Le système d'eaux usées de Johannesburg montre un net déclin dans un nouveau rapport

Le système de traitement des eaux usées de la ville de Johannesburg se détériore considérablement, la moitié de ses usines étant dans un état critique selon le rapport « Green Drop » 2025. Publié le 31 mars par le ministère de l'Eau et de l'Assainissement, le rapport attribue à la métropole une note globale de 48,8 %, contre 91 % en 2011. Les usines défaillantes rejettent des eaux usées mal traitées dans les rivières, ce qui présente des risques pour la santé publique et l'environnement.

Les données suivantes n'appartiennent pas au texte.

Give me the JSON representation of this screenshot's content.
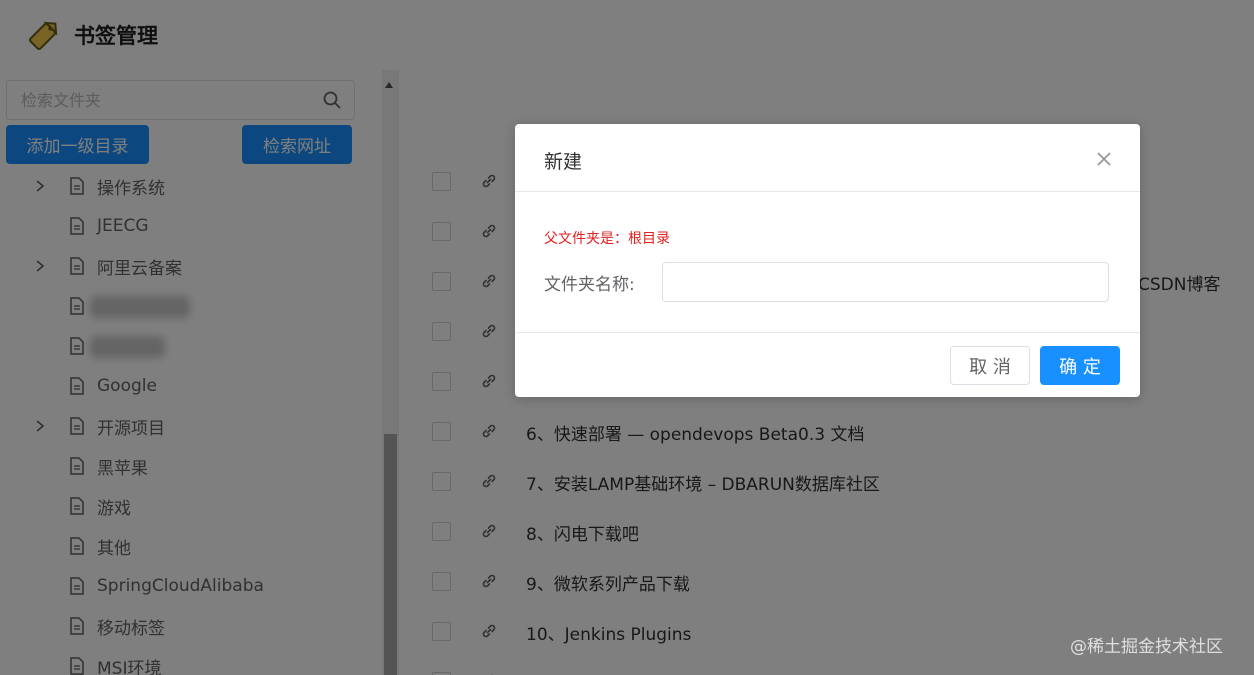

Le rapport « Green Drop » 2025 évalue la gestion des eaux usées à travers l'Afrique du Sud, notant les autorités sur leur capacité opérationnelle, leur performance environnementale et leur conformité. Le score de Johannesburg a chuté régulièrement : 86 % en 2013, 73 % en 2021, et désormais 48,8 %, ce qui le place dans la catégorie des faibles performances. Les scores inférieurs à 31 % déclenchent une intervention nationale. Sur les six usines de traitement de la ville — Northern Works, Olifantsvlei, Ennerdale, Driefontein, Bushkoppies et Goudkoppies — trois sont désormais dans un état critique à 30 %, en forte baisse par rapport aux niveaux de 2021 qui étaient de 77 %, 73 % et 65 %. Les autres ont obtenu des résultats bons ou moyens. La conformité des effluents et des boues est jugée médiocre, ce qui a conduit le ministère de l'Eau et de l'Assainissement à émettre cinq directives, deux avis et à transmettre cinq dossiers pénaux aux procureurs. Le vandalisme persistant, l'entretien inadéquat et les retards d'approvisionnement — parfois liés à des interférences politiques — ont paralysé l'infrastructure du réseau d'égouts de 12 812 km. Les usines construites pour traiter 1,1 milliard de litres par jour n'en traitent plus que 945 millions de manière fiable, certaines comme celle d'Ennerdale fonctionnant à plus de 200 % de leur capacité. Le Dr Ferrial Adam de WaterCAN a déclaré : « Ces résultats confirment ce que les communautés disent depuis des années. La crise n'est pas nouvelle. Ce qui est nouveau, c'est l'absence persistante d'action. » Motale Selesho, de Johannesburg Water, a reconnu la nécessité d'une « amélioration urgente et soutenue », affirmant que la ville s'engage à prendre des mesures correctives avec le ministère. Le plan 2025/26 de la régie alloue 214,1 millions de rands aux mises à niveau et 317,6 millions de rands aux obstructions et aux conduites, mais fait face à un retard accumulé dépassant 20 milliards de rands.